Однако страсть юной Мери к Рудольфу, похоже, выходила за рамки обычной любовной привязанности, она словно бы выражала общественные амбиции целого класса — буржуазии, оперившейся в монархии благодаря экономическому подъему, буржуазии не австрийской и не венгерской, а уже австро-венгерской. Этот вроде бы не пустивший глубоких корней новый класс, продвигаясь гигантскими рывками, овладел — в полном смысле этого слова — страной, империей. Нувориши строят железные дороги, они селятся на "императорских", то есть носящих имена эрцгерцогов и эрцгерцогинь проспектах сплошь по всей монархии — от Пешта, Кракова, Праги и даже Черновиц до их общего прототипа — венской Рингштрассе с ее наемными особняками; нувориши приобретают себе ранги и звания (по меньшей мере тайного советника), а их супруги осваивают еще не так давно считавшуюся аристократической привилегией моду, которая благодаря этому из чудачества и причуды вмиг превращается в крупнопромышленное предпринимательство, в неотъемлемый атрибут образа жизни целого класса — символ успеха, денег и власти. Но добиться истинной власти им все же не удается; они лишь нацепили на себя маскарадные костюмы и, опьяненные собственными успехами, кружатся в венском вальсе.

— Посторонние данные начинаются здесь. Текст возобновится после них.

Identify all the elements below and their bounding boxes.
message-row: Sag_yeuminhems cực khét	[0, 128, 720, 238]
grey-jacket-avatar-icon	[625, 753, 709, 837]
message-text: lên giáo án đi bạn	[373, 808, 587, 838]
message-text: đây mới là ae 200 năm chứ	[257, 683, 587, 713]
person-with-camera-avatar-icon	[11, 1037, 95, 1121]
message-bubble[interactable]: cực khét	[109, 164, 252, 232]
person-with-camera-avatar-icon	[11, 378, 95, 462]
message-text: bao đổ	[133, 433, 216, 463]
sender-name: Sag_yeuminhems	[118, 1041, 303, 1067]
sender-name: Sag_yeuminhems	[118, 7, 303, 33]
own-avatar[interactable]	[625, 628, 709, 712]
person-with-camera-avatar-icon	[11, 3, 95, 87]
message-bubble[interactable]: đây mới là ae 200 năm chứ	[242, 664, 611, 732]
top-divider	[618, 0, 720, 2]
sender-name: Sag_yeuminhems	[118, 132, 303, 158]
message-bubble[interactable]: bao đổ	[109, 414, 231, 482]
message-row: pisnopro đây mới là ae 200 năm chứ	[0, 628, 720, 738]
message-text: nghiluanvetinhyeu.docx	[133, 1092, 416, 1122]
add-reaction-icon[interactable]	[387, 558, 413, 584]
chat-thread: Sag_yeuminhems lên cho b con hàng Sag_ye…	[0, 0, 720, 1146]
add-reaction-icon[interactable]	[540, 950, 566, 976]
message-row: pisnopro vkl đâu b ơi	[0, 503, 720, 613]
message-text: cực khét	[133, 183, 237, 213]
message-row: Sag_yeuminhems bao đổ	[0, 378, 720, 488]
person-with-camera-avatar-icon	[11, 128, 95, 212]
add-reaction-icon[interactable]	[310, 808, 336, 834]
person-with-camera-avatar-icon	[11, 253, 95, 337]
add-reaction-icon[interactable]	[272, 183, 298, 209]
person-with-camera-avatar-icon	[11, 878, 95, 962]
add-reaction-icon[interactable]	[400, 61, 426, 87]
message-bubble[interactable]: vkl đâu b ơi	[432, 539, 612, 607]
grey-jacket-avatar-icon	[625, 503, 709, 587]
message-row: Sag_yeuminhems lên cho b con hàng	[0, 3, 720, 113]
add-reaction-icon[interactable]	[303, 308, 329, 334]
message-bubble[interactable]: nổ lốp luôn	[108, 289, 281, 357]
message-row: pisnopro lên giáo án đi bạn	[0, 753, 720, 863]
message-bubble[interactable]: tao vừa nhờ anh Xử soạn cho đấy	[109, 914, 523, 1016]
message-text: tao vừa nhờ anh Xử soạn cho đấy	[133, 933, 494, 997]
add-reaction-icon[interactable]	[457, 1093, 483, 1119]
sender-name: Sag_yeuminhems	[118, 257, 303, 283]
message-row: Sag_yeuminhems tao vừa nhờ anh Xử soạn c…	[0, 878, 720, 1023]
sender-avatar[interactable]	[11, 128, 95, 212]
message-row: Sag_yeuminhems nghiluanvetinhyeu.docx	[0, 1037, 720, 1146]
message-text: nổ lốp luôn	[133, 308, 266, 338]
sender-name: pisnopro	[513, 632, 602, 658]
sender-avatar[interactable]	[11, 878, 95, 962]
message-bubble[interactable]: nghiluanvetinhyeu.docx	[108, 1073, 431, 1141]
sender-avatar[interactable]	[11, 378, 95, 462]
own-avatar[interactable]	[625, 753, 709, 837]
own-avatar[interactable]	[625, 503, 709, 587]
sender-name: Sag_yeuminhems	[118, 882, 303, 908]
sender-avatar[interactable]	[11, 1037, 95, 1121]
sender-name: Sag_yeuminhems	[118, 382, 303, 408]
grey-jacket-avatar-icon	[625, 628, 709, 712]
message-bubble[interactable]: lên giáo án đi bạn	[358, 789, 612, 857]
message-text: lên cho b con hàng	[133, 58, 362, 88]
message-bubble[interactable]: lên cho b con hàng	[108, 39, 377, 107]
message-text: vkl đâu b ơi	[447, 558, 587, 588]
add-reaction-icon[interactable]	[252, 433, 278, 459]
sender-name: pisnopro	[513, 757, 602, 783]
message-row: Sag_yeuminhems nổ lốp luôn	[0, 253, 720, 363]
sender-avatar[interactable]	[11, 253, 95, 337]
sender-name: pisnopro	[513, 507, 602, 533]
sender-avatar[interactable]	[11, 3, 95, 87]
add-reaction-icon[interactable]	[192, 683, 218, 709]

У Мери Вечера в генах был заложен инстинкт продвижения вверх. Это неимоверно яростное честолюбие было унаследовано ею как по отцовской, так и по материнской линии; оно и соединило обоих прадедов — менялу из Смирны и братиславского сапожника, которые, конечно же, при жизни никогда не встречались и лишь издали любовались сиянием императорской власти.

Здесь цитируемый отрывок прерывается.